America Letter: Supreme court arguments mirror Irish marriage equality debate
Conservatives and liberals grapple with issues that will define US law
Nicole Hudgens, of Texas Values, voices her opposition to same-sex marriage outside the US Supreme Court in Washingon. Photograph: John Boal/ EPA
It’s Obergefell, pronounced Oh-ber-guh-fell. It hardly trips off the tongue, but the name of this shy property agent and art collector could feature in US history books alongside Brown, the name associated with the Supreme Court decision racially desegregating public schools, and Roe, the name associated with the court ruling legalising abortion.
All Jim Obergefell wants is to have his name listed as the surviving spouse on the death certificate of his late husband John Arthur in Ohio and he went to the Supreme Court in Washington DC on Tuesday to try to make it happen. The landmark case is the first to be considered by the court that could legalise same-sex marriage nationwide.
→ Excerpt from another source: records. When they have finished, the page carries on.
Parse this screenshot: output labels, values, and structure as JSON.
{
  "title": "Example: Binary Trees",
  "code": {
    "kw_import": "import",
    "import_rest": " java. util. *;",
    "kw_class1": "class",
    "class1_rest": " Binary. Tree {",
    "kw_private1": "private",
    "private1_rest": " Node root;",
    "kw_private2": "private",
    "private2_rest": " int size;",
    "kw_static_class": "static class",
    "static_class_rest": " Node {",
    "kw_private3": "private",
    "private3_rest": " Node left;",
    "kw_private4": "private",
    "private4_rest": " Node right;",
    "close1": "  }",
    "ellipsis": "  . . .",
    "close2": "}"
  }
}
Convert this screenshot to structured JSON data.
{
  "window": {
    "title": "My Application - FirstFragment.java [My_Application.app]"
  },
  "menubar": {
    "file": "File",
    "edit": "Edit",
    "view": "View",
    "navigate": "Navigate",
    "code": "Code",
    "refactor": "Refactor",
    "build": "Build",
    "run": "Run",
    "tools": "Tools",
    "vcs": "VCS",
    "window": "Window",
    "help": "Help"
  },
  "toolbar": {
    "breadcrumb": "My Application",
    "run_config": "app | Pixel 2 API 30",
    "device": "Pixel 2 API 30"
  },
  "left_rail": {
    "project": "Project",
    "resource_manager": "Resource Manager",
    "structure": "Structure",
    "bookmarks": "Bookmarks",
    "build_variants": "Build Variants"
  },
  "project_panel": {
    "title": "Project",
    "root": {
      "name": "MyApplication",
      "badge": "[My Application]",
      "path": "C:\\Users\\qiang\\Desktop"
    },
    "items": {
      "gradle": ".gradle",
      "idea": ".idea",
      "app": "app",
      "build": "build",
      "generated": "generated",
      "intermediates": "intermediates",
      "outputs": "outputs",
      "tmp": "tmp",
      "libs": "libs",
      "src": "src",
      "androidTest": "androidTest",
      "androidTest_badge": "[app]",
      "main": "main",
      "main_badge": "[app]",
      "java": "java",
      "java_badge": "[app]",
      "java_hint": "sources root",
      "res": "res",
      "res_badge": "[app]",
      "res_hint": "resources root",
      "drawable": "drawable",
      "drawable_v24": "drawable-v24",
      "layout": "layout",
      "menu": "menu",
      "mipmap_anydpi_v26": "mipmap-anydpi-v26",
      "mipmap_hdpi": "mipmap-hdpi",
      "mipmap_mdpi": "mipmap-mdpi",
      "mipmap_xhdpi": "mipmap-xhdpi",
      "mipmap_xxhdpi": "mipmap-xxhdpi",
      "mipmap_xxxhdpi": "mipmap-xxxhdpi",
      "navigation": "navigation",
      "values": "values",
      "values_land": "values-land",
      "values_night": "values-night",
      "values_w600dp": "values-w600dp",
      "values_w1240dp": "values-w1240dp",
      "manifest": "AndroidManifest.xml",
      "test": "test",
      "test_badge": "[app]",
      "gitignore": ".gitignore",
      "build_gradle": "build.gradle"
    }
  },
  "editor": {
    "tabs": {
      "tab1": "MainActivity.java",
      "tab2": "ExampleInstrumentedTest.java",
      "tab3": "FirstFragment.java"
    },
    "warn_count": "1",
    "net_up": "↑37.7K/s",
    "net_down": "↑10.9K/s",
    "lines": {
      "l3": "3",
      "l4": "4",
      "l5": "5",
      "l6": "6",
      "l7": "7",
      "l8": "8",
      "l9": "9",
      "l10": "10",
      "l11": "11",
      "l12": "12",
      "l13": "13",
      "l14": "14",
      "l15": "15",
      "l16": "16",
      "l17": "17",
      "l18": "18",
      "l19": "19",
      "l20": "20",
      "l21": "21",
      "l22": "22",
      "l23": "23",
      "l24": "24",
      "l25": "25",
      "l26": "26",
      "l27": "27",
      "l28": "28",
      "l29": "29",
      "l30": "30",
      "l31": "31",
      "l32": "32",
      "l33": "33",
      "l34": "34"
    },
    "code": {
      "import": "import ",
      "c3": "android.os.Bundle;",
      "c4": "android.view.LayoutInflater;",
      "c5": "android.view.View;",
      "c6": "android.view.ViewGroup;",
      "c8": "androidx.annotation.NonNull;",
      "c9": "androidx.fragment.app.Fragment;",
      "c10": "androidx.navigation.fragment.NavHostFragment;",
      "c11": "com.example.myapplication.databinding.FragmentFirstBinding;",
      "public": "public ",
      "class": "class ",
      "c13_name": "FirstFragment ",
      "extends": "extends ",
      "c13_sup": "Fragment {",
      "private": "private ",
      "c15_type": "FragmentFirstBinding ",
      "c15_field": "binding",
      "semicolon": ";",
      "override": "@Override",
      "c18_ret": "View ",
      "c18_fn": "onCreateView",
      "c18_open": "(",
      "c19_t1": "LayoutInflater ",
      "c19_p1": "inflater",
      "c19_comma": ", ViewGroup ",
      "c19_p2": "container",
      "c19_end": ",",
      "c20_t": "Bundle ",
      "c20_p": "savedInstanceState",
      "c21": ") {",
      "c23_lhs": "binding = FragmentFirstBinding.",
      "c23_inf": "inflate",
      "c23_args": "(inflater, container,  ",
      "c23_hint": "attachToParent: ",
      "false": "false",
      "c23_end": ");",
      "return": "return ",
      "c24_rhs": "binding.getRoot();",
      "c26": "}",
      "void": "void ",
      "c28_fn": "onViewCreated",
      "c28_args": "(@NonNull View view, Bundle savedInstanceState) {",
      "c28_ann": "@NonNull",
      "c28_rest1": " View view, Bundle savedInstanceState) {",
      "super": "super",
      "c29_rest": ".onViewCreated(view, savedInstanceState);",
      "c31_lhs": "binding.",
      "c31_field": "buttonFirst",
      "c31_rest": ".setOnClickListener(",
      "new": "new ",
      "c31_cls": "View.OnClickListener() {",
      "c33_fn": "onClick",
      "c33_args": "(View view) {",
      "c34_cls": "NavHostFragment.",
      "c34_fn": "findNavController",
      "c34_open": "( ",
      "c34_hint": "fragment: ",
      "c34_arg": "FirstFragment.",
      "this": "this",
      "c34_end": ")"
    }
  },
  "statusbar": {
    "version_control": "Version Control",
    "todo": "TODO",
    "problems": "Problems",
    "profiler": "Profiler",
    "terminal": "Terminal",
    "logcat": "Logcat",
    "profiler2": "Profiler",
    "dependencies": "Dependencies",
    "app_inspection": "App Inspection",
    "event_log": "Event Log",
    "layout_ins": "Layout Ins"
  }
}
In a wave of court decisions, gay unions have been recognised in 37 US states and the District of Columbia, covering an estimated 70 per cent of the population, but the liberal tide has come on a state-by-state basis. Obergefell v Hodges (named after Richard Hodges, who runs Ohio’s health department), the lawsuit that is leading a collection of six lawsuits filed by 32 couples, could make it legal in all 50 states in a single judgment.
The Supreme Court has been the reluctant arbiter on social issues, the fastest moving of which is same-sex marriage. It is just 12 years since Massachusetts became the first state to recognise same-sex marriage and courts across the country have followed, showing shifting attitudes towards another civil rights issue.
A Washington Post/ABC opinion poll last week put support for gay unions at 61 per cent, compared with 38 per cent about a decade ago.
Some of the supreme court’s nine justices have expressed frustration at the failure of Congress to act as the people’s elected representatives on such important matters and the judges have shown reluctance to act at a more progressive pace than the conservative-leaning states are willing to travel.
On Tuesday the court heard arguments on two issues: whether the US Constitution requires states to issue marriage licences to same-sex couples and if they don’t, whether the states are obliged to recognise same-sex marriages from other states where they are legal.
Court-watchers weredissecting the questions of Justice Anthony Kennedy, who often casts the deciding vote between the court’s conservatives and liberals, to see how he might fall.
Kennedy, a guest at US vice-president Joe Biden’s St Patrick’s Day breakfast for Taoiseach , seemed to be trying to figure it all out: at one point he said the traditional definition of marriage “has been with us for millennia” and, at another, talked about same-sex couples wanting other “attributes” of marriage beyond procreation “in order to show that we too have a dignity that can be fulfilled”.
Justice Stephen Breyer, one of the court’s liberals, appeared unwilling to jump ahead of states: “Suddenly you want nine people outside the ballot box to require states that want to do it to change . . . what marriage is?” Chief Justice John Roberts adopted a similar view, saying that if states had to recognise out-of-state same-sex marriage, “one state would basically set the policy for the entire nation”.
Justice Samuel Alito, a conservative, asked whether four people should be allowed to marry if they were consenting adults, highly educated and, say, “all lawyers”, he added to laughs in the court.
Mary Bonauto, the lawyer arguing for same-sex marriage, replied that marriage was a mutual commitment involving two people.
When it came to the robust legal sparring, the prized fighter on the day was Justice Ruth Bader Ginsburg, the oldest judge on the bench who dissected the arguments of John Bursch, the lawyer representing the four states seeking to preserve their same-sex marriage bans.
As some of her conservative colleagues toiled with the possibility of upending centuries of tradition, the 82-year-old judge said matter-of-factly: “Marriage today is not what it was under the common law tradition, under the civil law tradition.”
Referring to the court’s 1982 decision that ended the definition of marriage as being “a relationship of a dominant male to a subordinate female”, she asked Bursch: “Would that be a choice that a state should be allowed to have, to cling to marriage the way it once was?”
“No,” he replied.
On the argument that the sole purpose of marriage was procreation, Ginsburg said: “Suppose a couple, 70-year-old couple, comes in and they want to get married? You don’t have to ask them any questions. You know they are not going to have any children.”
She rejected the view that marriage would be undermined for opposite-sex couples, arguing: “All of the incentives, all of the benefits that marriage affords would still be available. So you’re not taking away anything from heterosexual couples.”
Ginsburg’s star turn aside, the 2½ hours of arguments showed deep divisions in the court, reflecting the views of some judges who may not want to move as fast as others.